Fire emblem has traditionally always told a deep story that held hope for the player throughout. A goal that seems obtainable for the main character of the story.
Conquest changes this slightly. Instead of offering clear hope, it replaces it with a dream that is constantly battered down throughout the course of the nearly 15 hours story.
After the first six intro chapters the player is forced to make a choice to side with either his birth family in the light bathed country of Hoshido, or his adopted family in the night darkened country of Nohr. Conquest tell the Nohr side of the story.
The main player character, defaultly called Corrin, is battered with hard choices, self doubt and the problem of having to fight his blood siblings, sometimes to the death. This plays well in this game and really sells the drama of a character struggling to keep his morality while fighting a war against people he considers family. The game brings dark moments easy and often to really batter both Corrin and the player to make them both question their resolve.
The character stories also remain incredibly strong. One notable example is the child of one of the main characters who is revealed to be a crossdresser. The game doesn’t cartoon the character or turn it into a gag but rather showcases the mindset and shows the character as a real person. Something other games tend to handle poorly.
Arguably this is one of the most well told Fire Emblem stories in the franchise’s history.
The gameplay of Fire Emblem remains solid. Striking a balance between the different map objectives in order to make each battle feel fresh.
The standard kill all enemies maps still take a majority of the spotlight but is supplement with some objectives like seize areas of the map, survive and escape. As this version doesn’t offer much extra maps to grow your army, each successive map tests your skills to make tactical decisions and really get the most out of the characters you have,
Some big changes did make their way to this game, such as the consolidation of the game’s long running weapon triangle to change how you approach each enemy, giving you more tactical options in dealing with certain enemy weapon classes.
Another change comes to the games support system. Traditionally the game would grant bonuses to characters that would stand next to each other in the form of stat boosts and potentially extra attacks. In Fates there are two versions of support, the traditional standing adjacent which causes an offensive support and a pairing support that offers a defensive/ movement based support.

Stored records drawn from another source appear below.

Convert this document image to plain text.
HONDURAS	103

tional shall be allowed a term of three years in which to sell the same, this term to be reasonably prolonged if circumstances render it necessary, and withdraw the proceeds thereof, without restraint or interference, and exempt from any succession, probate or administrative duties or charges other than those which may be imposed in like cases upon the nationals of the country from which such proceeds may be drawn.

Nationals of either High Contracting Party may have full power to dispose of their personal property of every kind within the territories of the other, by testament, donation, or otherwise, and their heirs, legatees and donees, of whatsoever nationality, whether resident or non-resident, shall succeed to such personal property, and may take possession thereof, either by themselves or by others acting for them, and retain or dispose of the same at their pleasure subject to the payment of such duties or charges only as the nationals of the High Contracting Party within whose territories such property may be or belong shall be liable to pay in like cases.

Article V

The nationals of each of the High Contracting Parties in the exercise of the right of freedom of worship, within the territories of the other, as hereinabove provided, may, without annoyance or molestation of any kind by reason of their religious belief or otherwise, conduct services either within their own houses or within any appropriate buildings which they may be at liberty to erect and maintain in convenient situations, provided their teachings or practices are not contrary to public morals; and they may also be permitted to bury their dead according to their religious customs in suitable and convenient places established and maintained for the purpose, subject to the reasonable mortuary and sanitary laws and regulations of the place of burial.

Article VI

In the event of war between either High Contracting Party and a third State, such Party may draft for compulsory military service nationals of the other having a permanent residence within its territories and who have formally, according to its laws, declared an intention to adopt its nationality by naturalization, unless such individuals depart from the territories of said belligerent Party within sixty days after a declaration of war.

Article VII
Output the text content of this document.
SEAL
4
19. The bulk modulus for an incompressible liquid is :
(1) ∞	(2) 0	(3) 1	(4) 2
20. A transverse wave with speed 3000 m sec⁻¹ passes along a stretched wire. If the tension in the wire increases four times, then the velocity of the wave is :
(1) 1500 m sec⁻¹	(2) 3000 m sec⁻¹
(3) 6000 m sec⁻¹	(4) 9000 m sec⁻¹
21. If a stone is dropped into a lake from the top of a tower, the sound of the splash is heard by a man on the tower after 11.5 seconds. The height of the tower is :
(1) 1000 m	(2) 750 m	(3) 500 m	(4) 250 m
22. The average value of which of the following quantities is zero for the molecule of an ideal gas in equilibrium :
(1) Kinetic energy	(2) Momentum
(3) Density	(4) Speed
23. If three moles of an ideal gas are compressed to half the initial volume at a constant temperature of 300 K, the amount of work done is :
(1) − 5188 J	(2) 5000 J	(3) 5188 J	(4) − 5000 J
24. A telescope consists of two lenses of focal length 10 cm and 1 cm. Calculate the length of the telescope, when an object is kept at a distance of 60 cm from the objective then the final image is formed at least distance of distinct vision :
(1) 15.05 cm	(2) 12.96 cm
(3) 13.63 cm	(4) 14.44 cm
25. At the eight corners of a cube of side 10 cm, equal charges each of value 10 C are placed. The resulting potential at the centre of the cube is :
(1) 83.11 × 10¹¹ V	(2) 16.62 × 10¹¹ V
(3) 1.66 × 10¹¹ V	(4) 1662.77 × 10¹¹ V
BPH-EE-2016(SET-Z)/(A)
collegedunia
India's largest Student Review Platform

The last notable change is the addition of the phoenix mode, which revives your fallen soldiers to the battlefield the next turn, making the game significantly easier. This is recommended for players who have never played a Fire Emblem game before and are playing to enjoy the story.
Another addition to this game is the MyCastle feature, the becomes fairly gimmicky by the end of the game but still offers some cool features for your army to use.
Fire Emblem Fates: Conquest continues the series long history of excellence with a beautiful art direction, gripping story and fun and thoughtful gameplay. The game uses its themes to really sell the dark path that Corrin has chosen and lets its ride throughout the story. If you have a 3DS this is another must have for the system.